Some of the volatility is purely due to the pandemic. Weddings were canceled in droves during the 2020 lockdown, but have bounced back starting in late 2021 and through 2022 and were expected to level off in subsequent years as more typical patterns return. Wedding-related activity appears to be showing some early signs of slowing in 2023, but it’s unclear whether this is the result of a dry dating period in 2020, according to Signet, or simply a return to a long-term shift toward later and fewer weddings.

what is clear Wedding trends are also tied to broader and potentially longer-term economic forces. Signet may be selling less because fewer people are getting down on one knee, but also because ring buyers are becoming more cautious and spending less in a time of rapid inflation and growth uncertainty about the direction of the economy. Both the volume and value of jewelry sold by Signet fell last quarter.

Ms. Drosos said the company “expected the low double-digit decline in orders we saw this quarter,” but that there were other factors at play. “Recent consumer confidence, lower tax refunds, economic concerns triggered by regional bank failures and continued inflation have led to a weaker spending trend across the jewelery industry,” she added.

Consumers are facing big challenges this year. Prices have risen by about 15 percent cumulatively over the past three years, as measured by the personal consumption expenditure index. Inflation has slowed in recent months, but many workers are finding their wages falling.

The Federal Reserve raises interest rates to try to cool the economy and combat stubborn price increases. In addition to making it more expensive for consumers to buy on credit or take out loans, rate movements have increased the chance that the economy could slip into recession.

As many households watch their savings dwindle and worry about job security, they may be less willing to splurge on big things like fancy diamond rings and custom wedding dresses.

David’s bridewedding dress retailer, indicated in a bankruptcy filing this year that some brides are becoming more budget-conscious.

“More and more brides are opting for less traditional wedding attire, including modest wedding dresses,” said CEO James Marcum. submission to court.

Like most of the economy, the wedding industry is showing signs of a split, as higher-income earners find they can tap into their savings and spend, and lower-income families spend more of their earnings on necessities like food. they begin to crack under the weight of inflation.

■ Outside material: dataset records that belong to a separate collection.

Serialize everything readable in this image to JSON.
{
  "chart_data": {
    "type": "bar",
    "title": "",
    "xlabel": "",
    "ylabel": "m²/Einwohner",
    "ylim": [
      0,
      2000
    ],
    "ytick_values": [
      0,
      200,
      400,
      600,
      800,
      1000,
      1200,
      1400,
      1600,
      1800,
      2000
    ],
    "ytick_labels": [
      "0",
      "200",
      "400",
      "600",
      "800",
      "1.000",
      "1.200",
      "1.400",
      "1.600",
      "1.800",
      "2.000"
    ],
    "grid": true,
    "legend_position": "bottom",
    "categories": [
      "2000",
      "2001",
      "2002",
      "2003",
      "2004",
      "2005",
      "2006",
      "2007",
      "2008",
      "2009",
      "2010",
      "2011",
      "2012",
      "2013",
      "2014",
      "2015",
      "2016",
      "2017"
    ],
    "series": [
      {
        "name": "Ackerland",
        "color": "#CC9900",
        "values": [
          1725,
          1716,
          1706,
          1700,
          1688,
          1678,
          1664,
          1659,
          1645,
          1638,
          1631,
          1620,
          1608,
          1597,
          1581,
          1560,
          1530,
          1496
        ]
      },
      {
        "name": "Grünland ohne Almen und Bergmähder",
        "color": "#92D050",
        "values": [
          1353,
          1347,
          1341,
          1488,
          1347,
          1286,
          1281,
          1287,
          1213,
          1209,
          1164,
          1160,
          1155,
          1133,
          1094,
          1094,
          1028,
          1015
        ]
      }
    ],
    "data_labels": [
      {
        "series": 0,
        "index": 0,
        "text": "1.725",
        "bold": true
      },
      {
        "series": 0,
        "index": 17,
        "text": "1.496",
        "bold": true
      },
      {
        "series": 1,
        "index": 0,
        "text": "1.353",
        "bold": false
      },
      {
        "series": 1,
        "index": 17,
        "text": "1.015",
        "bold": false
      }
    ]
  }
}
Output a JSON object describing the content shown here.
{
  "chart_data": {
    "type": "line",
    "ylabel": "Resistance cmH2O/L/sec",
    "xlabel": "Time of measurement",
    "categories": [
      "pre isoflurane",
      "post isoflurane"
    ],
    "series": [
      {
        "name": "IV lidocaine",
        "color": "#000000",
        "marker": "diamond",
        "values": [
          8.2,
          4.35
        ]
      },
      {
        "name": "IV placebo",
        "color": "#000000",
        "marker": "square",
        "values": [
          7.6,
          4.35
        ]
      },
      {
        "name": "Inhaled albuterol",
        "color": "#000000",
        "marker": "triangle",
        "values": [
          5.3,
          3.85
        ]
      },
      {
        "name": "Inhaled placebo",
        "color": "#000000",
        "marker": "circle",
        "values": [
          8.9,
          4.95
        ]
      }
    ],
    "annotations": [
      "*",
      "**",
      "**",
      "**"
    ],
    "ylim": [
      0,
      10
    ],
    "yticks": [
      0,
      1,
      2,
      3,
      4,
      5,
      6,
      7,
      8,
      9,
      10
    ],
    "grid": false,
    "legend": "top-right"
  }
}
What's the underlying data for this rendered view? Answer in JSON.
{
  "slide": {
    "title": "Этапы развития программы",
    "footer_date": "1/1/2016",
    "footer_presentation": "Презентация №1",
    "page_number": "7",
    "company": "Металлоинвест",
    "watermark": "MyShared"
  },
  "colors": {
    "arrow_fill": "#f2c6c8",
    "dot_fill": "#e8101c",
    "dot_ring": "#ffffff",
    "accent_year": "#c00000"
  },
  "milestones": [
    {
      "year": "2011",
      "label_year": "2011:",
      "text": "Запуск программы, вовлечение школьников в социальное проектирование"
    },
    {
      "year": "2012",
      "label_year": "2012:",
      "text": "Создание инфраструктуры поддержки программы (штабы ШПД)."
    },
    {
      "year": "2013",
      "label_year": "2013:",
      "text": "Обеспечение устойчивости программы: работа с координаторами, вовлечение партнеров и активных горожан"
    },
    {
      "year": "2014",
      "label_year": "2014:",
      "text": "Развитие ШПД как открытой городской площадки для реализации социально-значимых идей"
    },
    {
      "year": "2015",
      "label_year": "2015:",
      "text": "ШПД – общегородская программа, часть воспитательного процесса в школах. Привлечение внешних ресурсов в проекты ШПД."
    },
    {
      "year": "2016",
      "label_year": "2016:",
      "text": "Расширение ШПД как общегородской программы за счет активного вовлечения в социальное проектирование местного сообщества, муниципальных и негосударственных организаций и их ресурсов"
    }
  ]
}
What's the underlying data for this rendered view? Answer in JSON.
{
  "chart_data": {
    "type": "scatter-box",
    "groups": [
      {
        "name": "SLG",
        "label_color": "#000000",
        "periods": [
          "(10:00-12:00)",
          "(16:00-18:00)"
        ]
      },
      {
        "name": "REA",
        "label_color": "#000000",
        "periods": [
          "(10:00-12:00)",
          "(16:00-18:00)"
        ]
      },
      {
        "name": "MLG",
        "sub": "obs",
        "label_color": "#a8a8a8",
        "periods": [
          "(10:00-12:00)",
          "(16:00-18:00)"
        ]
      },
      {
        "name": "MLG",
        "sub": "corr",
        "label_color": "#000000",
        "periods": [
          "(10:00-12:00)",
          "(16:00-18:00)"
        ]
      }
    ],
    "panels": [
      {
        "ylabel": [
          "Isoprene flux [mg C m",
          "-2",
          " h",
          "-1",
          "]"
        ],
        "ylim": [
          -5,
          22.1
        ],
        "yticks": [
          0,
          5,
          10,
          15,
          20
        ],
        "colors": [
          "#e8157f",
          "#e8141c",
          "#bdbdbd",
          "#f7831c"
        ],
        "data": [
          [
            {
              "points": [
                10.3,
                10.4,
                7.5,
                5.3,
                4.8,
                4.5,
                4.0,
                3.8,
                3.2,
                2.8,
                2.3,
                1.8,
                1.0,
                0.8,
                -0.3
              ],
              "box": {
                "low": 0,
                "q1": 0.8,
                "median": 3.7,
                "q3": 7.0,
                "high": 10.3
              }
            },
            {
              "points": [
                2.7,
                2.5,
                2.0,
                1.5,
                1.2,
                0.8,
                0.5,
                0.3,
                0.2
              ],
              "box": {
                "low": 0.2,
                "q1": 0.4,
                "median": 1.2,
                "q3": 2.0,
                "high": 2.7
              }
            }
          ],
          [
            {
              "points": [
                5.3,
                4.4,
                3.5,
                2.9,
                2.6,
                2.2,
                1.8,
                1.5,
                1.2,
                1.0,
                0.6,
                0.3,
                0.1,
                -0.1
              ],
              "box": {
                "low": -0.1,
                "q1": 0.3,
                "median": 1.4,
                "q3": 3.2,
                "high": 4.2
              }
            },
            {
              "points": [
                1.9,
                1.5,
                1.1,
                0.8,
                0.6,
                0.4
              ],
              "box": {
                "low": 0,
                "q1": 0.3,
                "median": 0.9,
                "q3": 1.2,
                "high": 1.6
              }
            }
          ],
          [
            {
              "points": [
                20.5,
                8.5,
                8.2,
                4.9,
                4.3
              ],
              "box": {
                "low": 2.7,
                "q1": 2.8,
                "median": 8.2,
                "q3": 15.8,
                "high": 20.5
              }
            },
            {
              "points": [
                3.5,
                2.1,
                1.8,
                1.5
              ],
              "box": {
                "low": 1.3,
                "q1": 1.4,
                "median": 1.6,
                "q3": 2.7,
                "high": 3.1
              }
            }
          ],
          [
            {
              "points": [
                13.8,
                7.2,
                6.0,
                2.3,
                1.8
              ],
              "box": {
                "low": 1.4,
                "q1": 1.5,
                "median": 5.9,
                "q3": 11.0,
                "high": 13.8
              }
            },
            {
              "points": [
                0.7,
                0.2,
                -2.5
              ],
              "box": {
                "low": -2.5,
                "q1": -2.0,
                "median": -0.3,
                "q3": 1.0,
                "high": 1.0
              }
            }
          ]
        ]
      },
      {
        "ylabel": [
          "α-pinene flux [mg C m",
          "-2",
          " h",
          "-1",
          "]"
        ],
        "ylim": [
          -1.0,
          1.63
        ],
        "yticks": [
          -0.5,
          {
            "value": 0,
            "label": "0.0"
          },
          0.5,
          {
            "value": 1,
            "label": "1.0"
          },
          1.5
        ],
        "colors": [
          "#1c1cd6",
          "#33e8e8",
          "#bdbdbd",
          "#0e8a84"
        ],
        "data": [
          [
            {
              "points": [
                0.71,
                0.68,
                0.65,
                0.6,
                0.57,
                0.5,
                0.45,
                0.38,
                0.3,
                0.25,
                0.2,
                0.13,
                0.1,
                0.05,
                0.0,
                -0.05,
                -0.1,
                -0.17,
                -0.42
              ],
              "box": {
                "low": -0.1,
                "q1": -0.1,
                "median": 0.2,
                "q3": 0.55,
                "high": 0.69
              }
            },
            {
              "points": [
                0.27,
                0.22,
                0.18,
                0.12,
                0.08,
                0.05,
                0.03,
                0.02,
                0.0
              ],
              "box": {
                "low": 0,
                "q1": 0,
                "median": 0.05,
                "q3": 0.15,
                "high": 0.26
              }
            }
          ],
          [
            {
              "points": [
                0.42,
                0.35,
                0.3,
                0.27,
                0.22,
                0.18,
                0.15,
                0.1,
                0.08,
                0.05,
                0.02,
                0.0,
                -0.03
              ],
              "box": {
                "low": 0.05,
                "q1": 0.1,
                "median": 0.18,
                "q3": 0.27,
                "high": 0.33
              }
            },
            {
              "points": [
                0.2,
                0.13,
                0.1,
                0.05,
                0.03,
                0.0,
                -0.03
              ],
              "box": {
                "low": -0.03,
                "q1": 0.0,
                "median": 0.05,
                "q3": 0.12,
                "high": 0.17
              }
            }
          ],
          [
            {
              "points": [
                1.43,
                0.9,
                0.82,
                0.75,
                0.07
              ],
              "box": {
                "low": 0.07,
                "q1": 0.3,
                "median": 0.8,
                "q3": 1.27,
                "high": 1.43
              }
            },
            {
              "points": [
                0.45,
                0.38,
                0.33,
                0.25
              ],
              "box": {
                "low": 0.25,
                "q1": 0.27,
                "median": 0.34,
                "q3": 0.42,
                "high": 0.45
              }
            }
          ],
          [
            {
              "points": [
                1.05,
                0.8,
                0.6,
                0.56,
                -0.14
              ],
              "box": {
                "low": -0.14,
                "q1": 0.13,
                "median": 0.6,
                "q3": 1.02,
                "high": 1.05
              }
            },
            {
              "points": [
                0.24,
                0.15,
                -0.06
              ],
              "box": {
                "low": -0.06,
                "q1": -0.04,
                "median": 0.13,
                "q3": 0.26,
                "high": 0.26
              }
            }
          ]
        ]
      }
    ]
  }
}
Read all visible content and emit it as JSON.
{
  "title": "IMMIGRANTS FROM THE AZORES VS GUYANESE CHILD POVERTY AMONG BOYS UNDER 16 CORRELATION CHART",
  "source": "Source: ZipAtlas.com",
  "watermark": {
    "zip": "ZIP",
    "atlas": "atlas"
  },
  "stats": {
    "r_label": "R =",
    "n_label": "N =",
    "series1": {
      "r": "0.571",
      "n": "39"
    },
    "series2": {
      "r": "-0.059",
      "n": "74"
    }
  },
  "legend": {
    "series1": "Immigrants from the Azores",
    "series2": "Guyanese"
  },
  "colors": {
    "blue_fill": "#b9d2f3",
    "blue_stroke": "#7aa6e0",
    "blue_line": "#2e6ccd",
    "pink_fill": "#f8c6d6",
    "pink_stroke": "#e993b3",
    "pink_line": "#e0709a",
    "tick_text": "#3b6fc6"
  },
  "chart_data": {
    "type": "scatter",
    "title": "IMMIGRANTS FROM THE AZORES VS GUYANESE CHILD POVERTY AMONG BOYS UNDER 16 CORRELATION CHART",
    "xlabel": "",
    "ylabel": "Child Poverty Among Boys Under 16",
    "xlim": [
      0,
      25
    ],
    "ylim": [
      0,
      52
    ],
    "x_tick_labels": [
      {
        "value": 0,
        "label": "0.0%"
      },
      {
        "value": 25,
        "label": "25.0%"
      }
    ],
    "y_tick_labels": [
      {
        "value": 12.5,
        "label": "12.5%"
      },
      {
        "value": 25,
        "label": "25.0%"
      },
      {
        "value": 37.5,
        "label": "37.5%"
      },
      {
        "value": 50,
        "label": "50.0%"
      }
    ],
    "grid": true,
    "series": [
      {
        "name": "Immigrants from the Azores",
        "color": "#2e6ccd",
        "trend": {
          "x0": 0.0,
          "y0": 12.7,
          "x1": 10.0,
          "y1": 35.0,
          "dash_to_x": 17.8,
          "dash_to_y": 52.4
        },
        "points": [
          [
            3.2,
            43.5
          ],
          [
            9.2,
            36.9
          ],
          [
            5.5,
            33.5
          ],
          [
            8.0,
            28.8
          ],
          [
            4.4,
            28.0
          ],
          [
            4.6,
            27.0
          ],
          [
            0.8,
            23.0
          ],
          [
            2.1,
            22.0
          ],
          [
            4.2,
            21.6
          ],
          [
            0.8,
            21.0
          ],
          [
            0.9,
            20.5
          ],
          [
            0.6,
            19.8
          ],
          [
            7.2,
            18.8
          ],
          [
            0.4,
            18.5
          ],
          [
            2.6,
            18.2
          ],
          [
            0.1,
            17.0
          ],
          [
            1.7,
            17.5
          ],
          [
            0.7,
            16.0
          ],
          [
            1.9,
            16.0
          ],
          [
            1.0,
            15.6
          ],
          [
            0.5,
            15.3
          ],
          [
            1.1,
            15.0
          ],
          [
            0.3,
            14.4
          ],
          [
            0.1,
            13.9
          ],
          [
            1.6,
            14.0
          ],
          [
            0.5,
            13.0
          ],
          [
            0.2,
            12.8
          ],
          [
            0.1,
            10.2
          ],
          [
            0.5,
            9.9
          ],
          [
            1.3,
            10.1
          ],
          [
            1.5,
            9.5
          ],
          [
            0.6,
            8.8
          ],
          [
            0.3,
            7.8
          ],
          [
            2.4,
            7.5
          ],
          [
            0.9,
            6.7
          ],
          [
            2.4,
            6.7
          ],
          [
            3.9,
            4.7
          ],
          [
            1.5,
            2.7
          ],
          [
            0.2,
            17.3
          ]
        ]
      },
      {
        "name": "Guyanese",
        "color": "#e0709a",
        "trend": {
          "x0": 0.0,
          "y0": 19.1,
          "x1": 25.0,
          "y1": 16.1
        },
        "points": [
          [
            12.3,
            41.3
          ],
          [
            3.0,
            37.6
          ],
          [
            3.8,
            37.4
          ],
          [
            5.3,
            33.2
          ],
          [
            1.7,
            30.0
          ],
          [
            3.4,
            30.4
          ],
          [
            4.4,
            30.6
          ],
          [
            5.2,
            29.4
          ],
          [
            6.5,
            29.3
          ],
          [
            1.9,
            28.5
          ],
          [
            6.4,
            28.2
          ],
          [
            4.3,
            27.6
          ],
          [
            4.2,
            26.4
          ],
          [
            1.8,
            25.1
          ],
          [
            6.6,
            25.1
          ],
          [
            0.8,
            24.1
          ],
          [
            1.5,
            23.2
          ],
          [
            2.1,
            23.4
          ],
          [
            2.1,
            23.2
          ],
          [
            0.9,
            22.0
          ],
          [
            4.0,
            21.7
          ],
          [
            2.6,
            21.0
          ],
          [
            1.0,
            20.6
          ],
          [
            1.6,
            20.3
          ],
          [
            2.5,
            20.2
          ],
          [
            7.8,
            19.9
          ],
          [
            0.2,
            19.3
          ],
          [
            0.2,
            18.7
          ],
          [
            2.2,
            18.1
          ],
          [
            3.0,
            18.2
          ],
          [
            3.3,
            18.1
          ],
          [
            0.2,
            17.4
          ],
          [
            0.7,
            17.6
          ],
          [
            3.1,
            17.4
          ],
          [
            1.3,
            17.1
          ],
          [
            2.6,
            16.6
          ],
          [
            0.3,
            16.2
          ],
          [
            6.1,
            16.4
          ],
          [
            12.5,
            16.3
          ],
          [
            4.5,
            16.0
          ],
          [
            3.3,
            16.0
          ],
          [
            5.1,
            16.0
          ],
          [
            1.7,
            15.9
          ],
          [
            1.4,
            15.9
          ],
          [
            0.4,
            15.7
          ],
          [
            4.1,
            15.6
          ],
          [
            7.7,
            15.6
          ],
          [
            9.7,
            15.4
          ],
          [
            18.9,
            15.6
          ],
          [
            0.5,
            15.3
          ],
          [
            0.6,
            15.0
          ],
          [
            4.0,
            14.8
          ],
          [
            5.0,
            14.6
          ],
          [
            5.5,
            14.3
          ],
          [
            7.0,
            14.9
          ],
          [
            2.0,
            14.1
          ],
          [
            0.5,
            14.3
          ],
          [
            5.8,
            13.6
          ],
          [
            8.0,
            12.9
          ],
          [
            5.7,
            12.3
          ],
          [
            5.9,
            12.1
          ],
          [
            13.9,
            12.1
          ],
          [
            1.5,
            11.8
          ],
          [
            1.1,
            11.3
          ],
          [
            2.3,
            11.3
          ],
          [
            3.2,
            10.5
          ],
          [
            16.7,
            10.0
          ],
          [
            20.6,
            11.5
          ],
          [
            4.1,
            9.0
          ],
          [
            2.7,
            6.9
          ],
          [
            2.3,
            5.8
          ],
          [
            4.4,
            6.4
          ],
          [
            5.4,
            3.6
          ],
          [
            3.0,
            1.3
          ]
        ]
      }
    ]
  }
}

The announcement was made by LVMH, the luxury retail group that owns jewelers including Tiffany continued growth in early 2023, including solid jewelry sales.

“Everyone expected 2023 to be a terrible year for luxury in the US,” Jean-Jacques Guiony, LVMH’s chief financial officer, told investors in April, explaining that a collapse had not occurred. “It’s normalizing, but it’s not bad either.”

But at more mainstream brands like Kay and Zales, customers may start pulling away.

“We’ve started to see a softening at the higher price points that were relatively isolated before, and the lower price points have remained under pressure,” Joan Hilson, Signet’s chief financial officer, said on Thursday’s call.

Signet hopes demand for wedding rings will rebound: It predicts 500,000 more engagements from 2024 to 2026 than the pre-pandemic trend would suggest, as dating delayed by lockdowns leads to matches. But analysts at Bank of America are “concerned that some of this rebound will be offset” by a “squeezed consumer” spending less on jewelry, they wrote.

Shane McMurray, founder of the Wedding Report, is skeptical of the year’s big drop in engagements. It expects the number of weddings to fall 20 percent in 2023 from 2022 levels as trends return to normal. And Lyman Stone, director of research at consultancy Demographic Intelligence, agreed that the current slowdown in weddings may reflect a return to previous trends rather than a one-off slowdown.

“It looks like 2023 is going to be a low year,” he said. “I think the shifting of blame for the 2020 lockout is a bit of a stretch.

He produced the sound Tally Abecassis.